To his disappointment, Westerling was never sent to the front line.

Instead, he was appointed sergeant major instructor of the Binnenlandse Strijdkrachten in the liberated southern Netherlands.

1945

On March 10, 1945, Westerling was seriously injured by a German attack with a V-1 Rocket.

He was then taken to London.

After healing, he was promoted to lieutenant by the head of BBO, General Van Oorschot, and sent to the Korps Insulinde on Malacca.

From that corps he was deployed to Medan (Sumatra) to act together with the British against Indonesian insurgents in and around Medan.

Westerling first came to Indonesia in September 1945, landing in Medan, North Sumatra, as an officer of the KNIL.

Conditions there, as in much of Indonesia, were tense and chaotic after the end of the Japanese occupation.
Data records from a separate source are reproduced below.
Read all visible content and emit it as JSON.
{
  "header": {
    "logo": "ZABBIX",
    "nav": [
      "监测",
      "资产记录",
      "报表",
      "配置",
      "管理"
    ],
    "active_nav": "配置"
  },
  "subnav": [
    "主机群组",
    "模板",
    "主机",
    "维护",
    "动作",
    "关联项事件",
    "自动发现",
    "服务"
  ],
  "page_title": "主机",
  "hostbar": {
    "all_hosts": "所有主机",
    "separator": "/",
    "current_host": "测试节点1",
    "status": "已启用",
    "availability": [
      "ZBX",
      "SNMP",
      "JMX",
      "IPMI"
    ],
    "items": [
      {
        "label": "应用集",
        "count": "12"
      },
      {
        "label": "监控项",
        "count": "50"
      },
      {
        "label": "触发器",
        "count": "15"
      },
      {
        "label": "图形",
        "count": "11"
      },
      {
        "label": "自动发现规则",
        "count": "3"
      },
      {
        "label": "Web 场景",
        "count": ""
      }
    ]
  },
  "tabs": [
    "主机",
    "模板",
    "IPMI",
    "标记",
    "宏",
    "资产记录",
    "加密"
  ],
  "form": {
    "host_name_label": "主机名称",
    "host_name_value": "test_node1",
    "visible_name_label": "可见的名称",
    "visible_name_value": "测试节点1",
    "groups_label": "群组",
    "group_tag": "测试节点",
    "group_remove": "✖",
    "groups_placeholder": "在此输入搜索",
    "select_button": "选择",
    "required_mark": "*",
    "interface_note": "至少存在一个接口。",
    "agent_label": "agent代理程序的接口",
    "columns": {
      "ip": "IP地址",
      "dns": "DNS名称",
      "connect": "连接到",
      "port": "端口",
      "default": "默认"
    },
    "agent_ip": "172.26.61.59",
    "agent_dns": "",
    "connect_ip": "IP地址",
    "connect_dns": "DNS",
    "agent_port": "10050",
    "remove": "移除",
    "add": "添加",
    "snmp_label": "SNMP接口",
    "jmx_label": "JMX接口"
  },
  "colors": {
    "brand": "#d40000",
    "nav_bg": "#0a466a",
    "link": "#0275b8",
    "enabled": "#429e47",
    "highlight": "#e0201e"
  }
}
Since the end of World War II, parts of the Indonesian people were in an armed and diplomatic struggle against the Dutch for independence.

To restore Dutch control in Medan, Westerling set up an intelligence network and a police force.

Formally, Westerling was under British command, but he mostly went his own way.

Within a few months, he was notable for his sense of intelligence, which laid the foundations for some important successes for the British forces.

He had built a reputation for decisive and heavy-handed action where necessary by successfully rooting out enemies classified as rogue elements by the Dutch, which those most involved legitimized by referring to the brutal methods of the opposing side.

With methods such as his elimination of a gang leader who went by the name of Terakan and who was said to be responsible for attacks against European and Indonesian civilians in North Sumatra.

In his memoirs he described his action as follows: “We planted a stake in the middle of the village and on it we impaled the head of Terakan.

Beneath it we nailed a polite warning to the members of his band that if they persisted in their evildoing, their heads would join his own.”

1946

In July 1946, Having completed his first assignment as a first lieutenant, Westerling took over the Depot Special Forces (DST) commando unit.

Westerling's training of his unit was primarily based on his experiences with the British commandos.

In September 1946, the DST, stationed at Batavia (modern-day Jakarta), numbered about 130 soldiers, a mix of Dutch war volunteers, and Indonesians.

In December 1946, he received the instruction to eliminate the insurgency and to restore Dutch control in Sulawesi.

That island - like other parts of the Dutch East Indies - was in the grip of a violent uprising that was characterised by the Dutch government and in the media as 'red-white terror'.

Government authority had all but collapsed, economic life was paralysed, while people in doubt were pressurised to turn away from colonial authority.

Guerilla fighters from Java had joined the local groups and government officials and members of the pro-Dutch Eurasian and Indo-Chinese community, were attacked and killed.

1950

He orchestrated a counter-guerrilla operation in Sulawesi during the Indonesian National Revolution after World War II and participated in a coup attempt against the Government of Indonesia in January 1950, a month after the official transfer of sovereignty.

Both actions were denounced as war crimes by the Indonesian authorities.

Born in the Ottoman Empire, despite his nickname, The Turk, Westerling was of mixed Dutch and Greek descent.